Shrewsberry ajudou a reiniciar o Penn State em um curto período depois de assumir o comando na última temporada e transformou o Nittany Lions em um possível candidato ao torneio da NCAA em sua segunda temporada. Além de cursar o ensino médio em Indianápolis e jogar no Hanover College em Indiana, ele tem experiência como assistente técnico em Purdue, DePauw e Butler, então seus laços com o estado são profundos.

4. Dusty May, técnico da FAU

As ações de nenhum técnico subiram mais dramaticamente nas categorias intermediárias nesta temporada do que as de maio. O graduado de Indiana, que foi gerente estudantil de Bob Knight, está com 18 vitórias e 1 derrota na temporada, liderando o 24º lugar da FAU em seu melhor início na história do programa. Ele tem 84-57 desde que assumiu o programa em 2018 e lentamente transformou os Owls em um candidato na Conference USA.

5. Greg McDermott, treinador principal do Creighton

Quando Brian Kelly trocou o Notre Dame pela LSU, Swarbrick elevou o coordenador defensivo e Marcus Freeman, então com 35 anos, para assumir o programa de futebol. Portanto, se Swarbrick seguir um plano semelhante no lado dos aros, ele pode muito bem optar por um novato. Mas se a idade não for um fator, McDermott, 58, seria um golpe. Ele está em Creighton desde 2010, onde liderou o programa para um recorde geral de 287-145, mas tem sido uma temporada decepcionante no geral, dadas as altas expectativas da pré-temporada. Seu assento provavelmente não está esquentando, muito menos quente, mas um novo começo em outro lugar pode fazer sentido e um treinador com um histórico comprovado pode dar a Notre Dame alguma estabilidade como teve com Brey.

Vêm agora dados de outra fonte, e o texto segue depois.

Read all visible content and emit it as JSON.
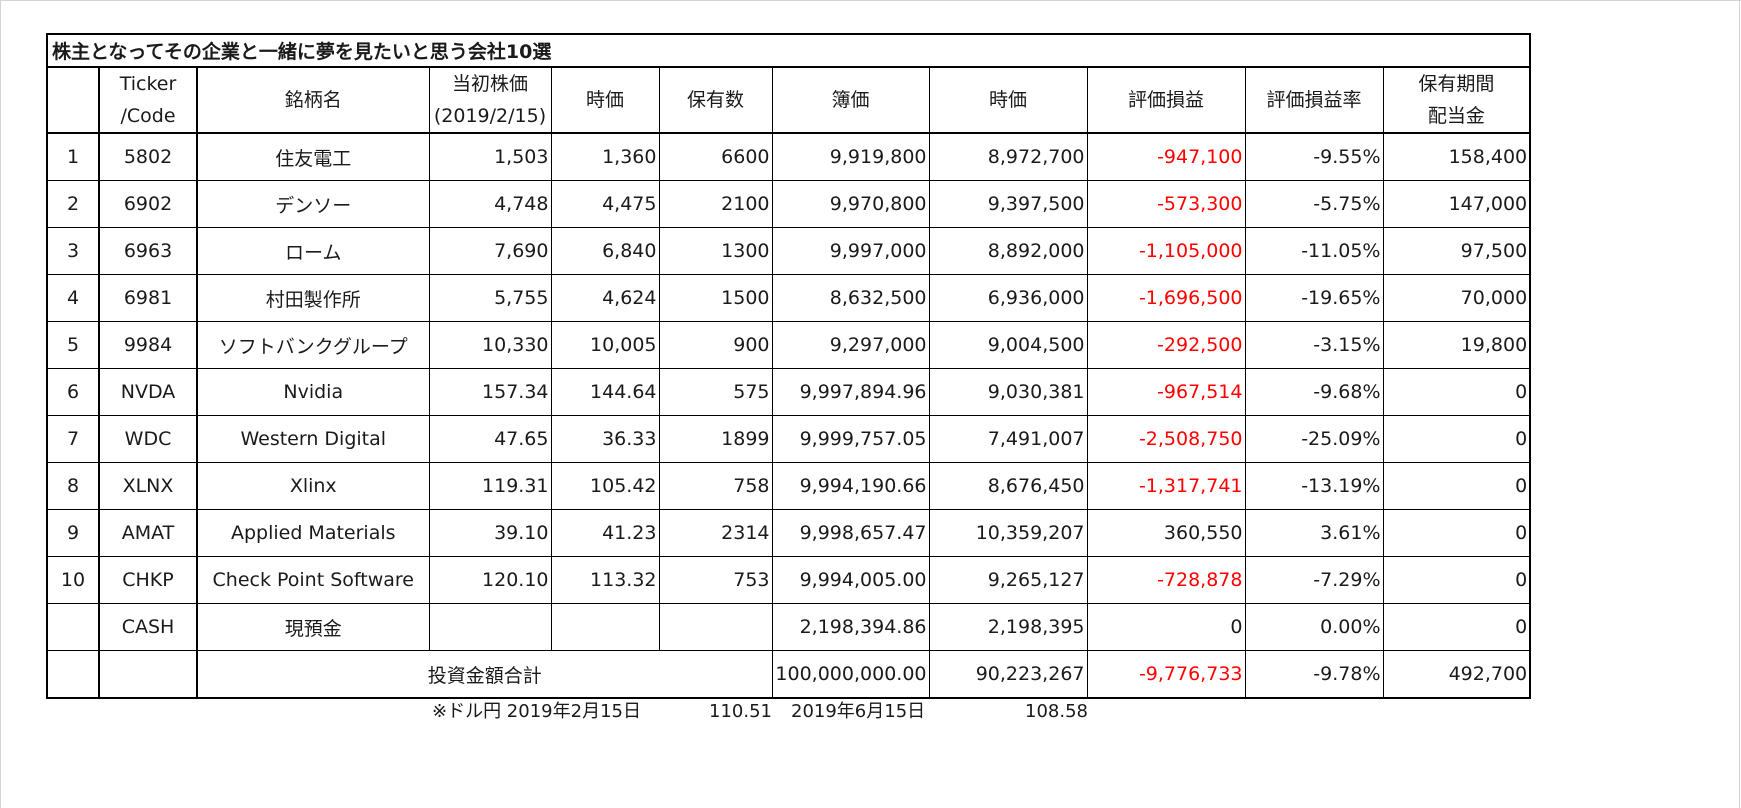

6. Martin Ingelsby, treinador principal do Delaware

A última vez que Notre Dame contratou seu treinador principal, arrancou Mike Brey de Delaware, então Ingelsby – que conseguiu seu primeiro trabalho como treinador principal em Delaware em 2016 – poderia ser um candidato interessante sob o radar. Ingelsby jogou no Notre Dame e fez 121 partidas em suas quatro temporadas antes de retornar ao cargo de assistente técnico na equipe de Brey de 2009-2016. Ele tem apenas 106-96 como treinador principal com três vezes mais temporadas perdidas do que aparições no torneio da NCAA, então parece improvável que ele seja a primeira chamada, mas os laços com a escola e a experiência de treinador principal como pré-requisitos aparentemente o colocariam no radar.